O cadáver de um homem sepultado há cerca de seis meses foi exumado para localizar projétil de arma de fogo, que deixou de ser recolhido durante a necropsia por falta de condições técnicas. Cumpridos os trâmites de praxe, a abertura do caixão revelou aos peritos e autoridades presentes: odor rançoso e desagradável; tronco e membros inferiores preservados e de tonalidade pardo-amarelada.

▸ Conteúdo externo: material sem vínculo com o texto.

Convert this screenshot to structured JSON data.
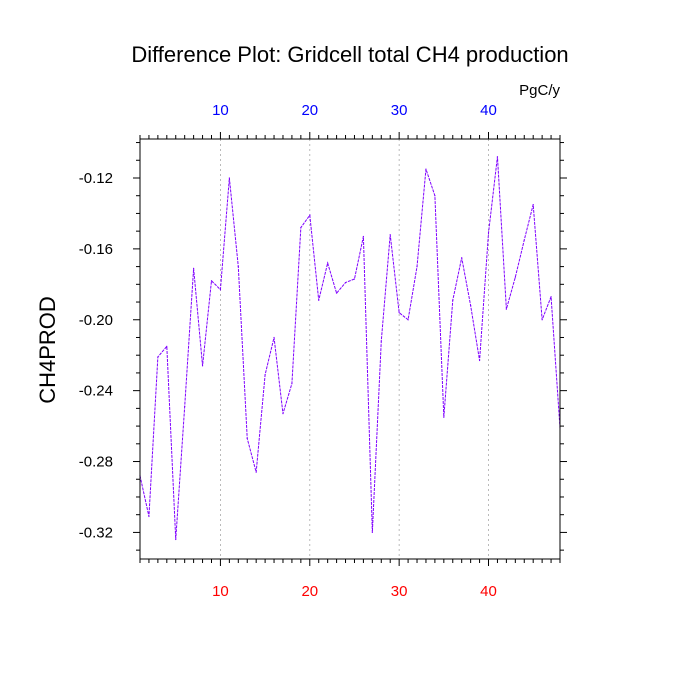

O achado possibilitou aos peritos revisar as lesões descritas no laudo de necropsia e concluir seu trabalho. O caso relatado permite concluir que o corpo:
- A)possivelmente passou por algum método de conservação antes do sepultamento, por isso a putrefação ainda não se completou;
Errada, porque a conservação descrita não sugere método artificial antes do sepultamento, e sim um fenômeno cadavérico natural de preservação.
- B)está mumificado, por isso tronco e membros inferiores estão preservados;
Errada, porque mumificação implica desidratação do corpo, com aspecto seco e endurecido, e não a preservação gordurosa relatada.
- C)está na fase gasosa, por isso o odor exalado e a conservação de tronco e membros inferiores;
Errada, porque a fase gasosa é uma etapa da putrefação, mas não explica a conservação de tronco e membros por meses.
- D)está na fase coliquativa que antecede a esqueletização, por isso tronco e membros inferiores ainda estão preservados;
Errada, porque a fase coliquativa destrói tecidos de forma intensa e não costuma deixar o corpo preservado como no caso narrado.
- E)apresenta o fenômeno de adipocera ou saponificação, por isso tronco e membros inferiores estão preservados.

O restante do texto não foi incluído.